April 20, 2015 | 3 min Read

Image via CC from Sh4rp\_i

Documents in Apache CouchDB are usually not really deleted but rather marked as such. In use cases with many document insertions and deletions, this considerably affects disc space consumption and performance. This post shows a practical way how to get rid of deleted documents and make your data base fast and efficient again.

Deletion is not deletion

Usually documents in Apache CouchDB are deleted by using its HTTP document API, through an HTTP DELETE request. Due to the append-only design of the underlying B-Tree, the document is not deleted but only marked as such. A new revision of the document is created (a so-called tombstone), containing only its ID, revision and a field _deleted which is set to true.

As a consequence, even if a document is deleted, CouchDB keeps old revisions of the document plus its tombstone. Data base compaction removes the old revisions, but the tombstone remains, as well as a list of old revision numbers (to allow replication). The deleted document increases the size of the B-Tree, blocks disc space permanently and slows down view regeneration.

The purge

CouchDB offers an alternative to deletion which is called purge. A purge ultimately removes all references to a document from CouchDB. However it is a problematic command since purges are immediate and final (no recovery for accidental purges) and they are not replicated. In a productive environment with data base replication enabled, it would compromise consistency of the replicas. Hence the official CouchDB documentation discourages the use of purge for our use case.

Periodic relocation

CouchDB documentation proposes a different approach to get rid of deleted documents. The idea is to switch periodically to a new data base when the entries in it have all expired, and then delete the old one.

While this is a convenient solution for some use cases, it is difficult if there is data that never expires - this data would have to be migrated to the new data base which necessitates additional programming.

Periodic cleanup

We used a different approach that allows to take over existing data without programming and only a little user interaction. Filtered replication is used to create a replica of the current data base without deleted documents. Once the replicaton is finished, only a short productive downtime is needed to delete the original data base and move the replica in its place.

Step by step

Create filter Open Futon on the original_database. Create a new document _design/filters in the data base:

{
   "_id": "_design/filters",
   "filters": {
       "deletedfilter": "function(doc, req) { return !doc._deleted; };"
   }
}

This code filters out all deleted documents.
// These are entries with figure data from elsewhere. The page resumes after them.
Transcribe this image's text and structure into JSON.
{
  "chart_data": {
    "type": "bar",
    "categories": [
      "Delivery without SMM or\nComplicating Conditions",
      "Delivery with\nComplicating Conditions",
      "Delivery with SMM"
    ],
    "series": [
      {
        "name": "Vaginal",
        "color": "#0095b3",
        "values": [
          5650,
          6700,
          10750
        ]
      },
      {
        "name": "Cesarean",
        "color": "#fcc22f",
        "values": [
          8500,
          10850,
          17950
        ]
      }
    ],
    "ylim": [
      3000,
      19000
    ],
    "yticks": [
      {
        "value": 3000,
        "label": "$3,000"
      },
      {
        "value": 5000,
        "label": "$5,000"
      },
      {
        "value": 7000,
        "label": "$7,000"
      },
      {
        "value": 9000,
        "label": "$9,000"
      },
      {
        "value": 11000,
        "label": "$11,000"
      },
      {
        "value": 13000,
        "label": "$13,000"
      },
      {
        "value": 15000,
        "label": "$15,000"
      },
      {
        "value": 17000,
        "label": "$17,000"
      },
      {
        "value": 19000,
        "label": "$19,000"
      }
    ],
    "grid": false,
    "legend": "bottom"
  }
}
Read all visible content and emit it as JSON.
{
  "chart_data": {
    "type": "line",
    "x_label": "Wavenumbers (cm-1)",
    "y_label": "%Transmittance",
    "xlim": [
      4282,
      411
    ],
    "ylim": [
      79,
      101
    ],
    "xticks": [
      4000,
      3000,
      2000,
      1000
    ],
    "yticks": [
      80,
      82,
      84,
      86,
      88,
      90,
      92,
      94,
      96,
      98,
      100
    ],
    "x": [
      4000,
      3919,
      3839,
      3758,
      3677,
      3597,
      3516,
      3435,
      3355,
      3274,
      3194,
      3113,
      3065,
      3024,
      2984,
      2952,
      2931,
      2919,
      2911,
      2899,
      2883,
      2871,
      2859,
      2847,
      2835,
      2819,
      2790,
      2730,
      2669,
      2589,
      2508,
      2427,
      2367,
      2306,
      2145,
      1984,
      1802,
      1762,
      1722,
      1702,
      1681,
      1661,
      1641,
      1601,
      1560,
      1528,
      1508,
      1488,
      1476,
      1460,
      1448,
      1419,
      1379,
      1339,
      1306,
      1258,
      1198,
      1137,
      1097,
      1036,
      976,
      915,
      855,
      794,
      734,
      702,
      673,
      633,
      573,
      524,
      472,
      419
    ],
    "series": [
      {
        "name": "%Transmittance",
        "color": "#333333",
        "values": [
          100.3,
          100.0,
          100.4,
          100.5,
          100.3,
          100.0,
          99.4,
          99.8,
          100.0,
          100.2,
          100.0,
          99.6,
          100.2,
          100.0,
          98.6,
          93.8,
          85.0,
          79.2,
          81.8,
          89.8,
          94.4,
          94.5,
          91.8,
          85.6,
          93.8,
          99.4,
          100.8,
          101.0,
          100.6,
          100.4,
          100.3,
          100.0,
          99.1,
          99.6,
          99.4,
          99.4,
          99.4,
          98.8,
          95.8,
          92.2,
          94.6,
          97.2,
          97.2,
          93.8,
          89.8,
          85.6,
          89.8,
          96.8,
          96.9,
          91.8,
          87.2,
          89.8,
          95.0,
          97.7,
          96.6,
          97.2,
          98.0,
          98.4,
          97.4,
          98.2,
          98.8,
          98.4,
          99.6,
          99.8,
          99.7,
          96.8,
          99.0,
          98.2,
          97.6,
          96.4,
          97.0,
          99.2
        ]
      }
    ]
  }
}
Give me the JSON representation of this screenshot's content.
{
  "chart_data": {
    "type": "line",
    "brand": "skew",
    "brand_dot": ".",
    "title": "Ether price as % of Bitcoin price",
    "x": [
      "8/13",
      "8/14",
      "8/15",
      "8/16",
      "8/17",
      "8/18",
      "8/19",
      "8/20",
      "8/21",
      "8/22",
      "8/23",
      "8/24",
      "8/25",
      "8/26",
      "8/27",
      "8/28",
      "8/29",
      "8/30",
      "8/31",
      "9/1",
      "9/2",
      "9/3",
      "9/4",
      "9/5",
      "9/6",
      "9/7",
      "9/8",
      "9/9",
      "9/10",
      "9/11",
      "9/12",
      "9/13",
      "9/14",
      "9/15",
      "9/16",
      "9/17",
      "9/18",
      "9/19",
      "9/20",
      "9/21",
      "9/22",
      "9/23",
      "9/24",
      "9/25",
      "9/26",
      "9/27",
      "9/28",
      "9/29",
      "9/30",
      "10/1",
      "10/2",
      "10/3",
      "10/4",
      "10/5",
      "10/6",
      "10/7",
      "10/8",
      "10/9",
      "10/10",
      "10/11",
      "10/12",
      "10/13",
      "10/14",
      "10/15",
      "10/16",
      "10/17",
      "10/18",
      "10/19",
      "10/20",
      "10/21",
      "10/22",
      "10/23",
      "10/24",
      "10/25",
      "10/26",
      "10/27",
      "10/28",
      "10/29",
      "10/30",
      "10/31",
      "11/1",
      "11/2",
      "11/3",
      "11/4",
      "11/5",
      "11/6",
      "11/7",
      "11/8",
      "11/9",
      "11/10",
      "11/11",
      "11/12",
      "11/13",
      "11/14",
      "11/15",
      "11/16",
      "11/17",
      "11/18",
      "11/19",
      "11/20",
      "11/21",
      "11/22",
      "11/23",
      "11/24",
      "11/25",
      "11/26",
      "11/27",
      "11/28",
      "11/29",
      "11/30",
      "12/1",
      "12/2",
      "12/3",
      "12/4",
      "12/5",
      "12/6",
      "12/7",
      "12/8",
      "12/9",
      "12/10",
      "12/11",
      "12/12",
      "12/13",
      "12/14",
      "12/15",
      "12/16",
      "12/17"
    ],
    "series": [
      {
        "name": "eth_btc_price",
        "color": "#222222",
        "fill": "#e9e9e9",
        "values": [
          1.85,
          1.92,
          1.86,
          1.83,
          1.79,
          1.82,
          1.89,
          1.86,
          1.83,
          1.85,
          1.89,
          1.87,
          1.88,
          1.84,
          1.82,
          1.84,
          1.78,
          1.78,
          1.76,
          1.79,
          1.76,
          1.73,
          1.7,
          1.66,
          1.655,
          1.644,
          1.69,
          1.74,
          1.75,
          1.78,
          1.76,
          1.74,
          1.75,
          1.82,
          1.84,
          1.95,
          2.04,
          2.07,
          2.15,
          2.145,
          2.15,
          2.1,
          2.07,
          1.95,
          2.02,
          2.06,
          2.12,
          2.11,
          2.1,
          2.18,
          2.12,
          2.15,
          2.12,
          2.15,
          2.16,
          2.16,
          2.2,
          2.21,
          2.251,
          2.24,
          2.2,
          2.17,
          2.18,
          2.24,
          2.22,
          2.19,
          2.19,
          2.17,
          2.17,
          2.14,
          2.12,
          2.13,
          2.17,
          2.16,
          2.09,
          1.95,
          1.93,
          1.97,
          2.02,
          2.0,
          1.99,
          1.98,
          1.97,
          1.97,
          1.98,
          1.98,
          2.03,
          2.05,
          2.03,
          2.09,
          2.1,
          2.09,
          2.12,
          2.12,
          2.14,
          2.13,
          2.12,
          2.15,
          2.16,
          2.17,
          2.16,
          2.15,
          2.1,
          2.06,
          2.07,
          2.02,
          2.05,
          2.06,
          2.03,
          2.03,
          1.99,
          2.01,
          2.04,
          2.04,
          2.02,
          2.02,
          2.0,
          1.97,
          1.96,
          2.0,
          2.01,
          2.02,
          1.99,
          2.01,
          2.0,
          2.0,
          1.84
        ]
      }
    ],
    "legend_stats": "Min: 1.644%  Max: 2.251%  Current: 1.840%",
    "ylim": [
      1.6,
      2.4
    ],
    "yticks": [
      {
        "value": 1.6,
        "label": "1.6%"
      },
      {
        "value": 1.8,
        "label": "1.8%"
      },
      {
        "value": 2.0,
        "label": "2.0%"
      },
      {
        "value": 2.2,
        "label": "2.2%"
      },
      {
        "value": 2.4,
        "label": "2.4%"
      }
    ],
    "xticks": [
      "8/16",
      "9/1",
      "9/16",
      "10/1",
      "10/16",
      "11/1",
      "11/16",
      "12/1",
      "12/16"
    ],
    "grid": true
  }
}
Create replication document
Create a new document in data base _replicator:

{
   "_id": "replicateCleanup",
   "source": "original_database",
   "target": "https://admin:password@localhost:5984/original_database_replica",
   "create_target": true,
   "filter": "filters/deletedfilter",
   "owner": "admin",
   "continuous": true
}

When this document is created, CouchDB immediately creates a replica data base named original_database_replica and starts copying all documents which are not deleted.

Wait until replication is finished
Check https://localhost:5984/_utils/status.html and wait until progress is 100%
Shut down everything
Stop applications that can access the data base
Switch data bases
- Check again https://localhost:5984/_utils/status.html: progress should be 100%
- Stop CouchDB
- Delete original_database data base and views
- Rename original_database_replica to original_database
Start CouchDB and applications again

Note that if your original data base has other replicas (for load balancing or failover), the replicas need to be replaced as well during the downtime.

Conclusion

We presented a convenient alternative to finally get rid of deleted documents in Apache CouchDB. No programming is needed, it can be achieved with Futon only. It involves periodic user interaction, but most of the work can happen while CouchDB is up and running, and therefore minimizes productive downtime.